3. A Problem With Binary Search Trees

To finish off the subject of binary search trees, I would like to return to the issue that originally motivated them - we wanted a data structure that could be searched in logN time, where N is the number of values in the data structure. Do BSTs actually meet this requirement? In other words, Is it true that I can find any value X in any BST in logN time? What do you think? Yes, no?

Well, while you think about that, here is something that is certainly true. The time to search in a BST is definitely limited by the height (or depth) of the tree. Each step in the search goes down one level, so in the absolute worst case, we will have to go all the way from the root to the deepest leaf in order to find X, or to find out that X is not in the tree. So we can say with certainty that search is O(Height).

But we want to know, is search O(logN)? Well, since we know search is O(Height), this is really asking is Height O(logN) ... is it always the case that the height of a BST is proportional to the logarithm of the # of nodes?

Unfortunately, the answer to all the questions is no. There are BSTs in which Height and # of Nodes are equal! In these trees, searching is O(N), linear time, not log time. It's obvious once I draw one:

This is called a Degenerate tree, or linear tree. In it, no node has two subtrees, every node has 1 (except the lone leaf who has 0). Obviously this is nothing more than a sorted linked list, which was where all our problems began!

So, aren't we are back where we started? Not quite. Most Binary Search Trees are not degenerate: in most of them Height is proportional to LOG(# nodes), and we get efficient search.

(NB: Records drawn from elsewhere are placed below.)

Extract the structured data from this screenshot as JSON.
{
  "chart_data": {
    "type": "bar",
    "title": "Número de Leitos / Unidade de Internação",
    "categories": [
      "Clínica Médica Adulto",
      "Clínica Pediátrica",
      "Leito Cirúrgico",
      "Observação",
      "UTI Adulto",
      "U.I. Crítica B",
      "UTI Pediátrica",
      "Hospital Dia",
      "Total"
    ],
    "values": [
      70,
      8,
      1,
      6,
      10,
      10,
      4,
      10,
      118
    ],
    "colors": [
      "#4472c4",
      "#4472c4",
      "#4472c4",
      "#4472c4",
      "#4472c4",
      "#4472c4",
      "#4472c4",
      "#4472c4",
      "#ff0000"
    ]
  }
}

For example, the book cites a theorem (page 267) that if you start with an empty BST and add to it N randomly generated values, the expected Height of the tree is 1.4(log(N+1)). This is good news. It basically says that you only get a degenerate BST if you insert values in a systematic way. So, whenever you build a BST make sure you do not insert the values in increasing or decreasing order. Or if you find yourself with a degenerate tree it is worthwhile to rebuild it by removing all its values and re-inserting them in random order.

There is another approach to keeping Height related to log(# nodes), based on the observation that in all degenerate BSTs, there is a node that has one subtree that is much deeper than the other ... in our example, the right subtree of `1' is much taller than the left subtree. What would happen if we absolutely required that the subtrees be the same height (within 1)?

Answer: Height would always be O(log(# nodes)), so search would always be O(logN).

Trees with this property are called Balanced Trees, and that's our next topic.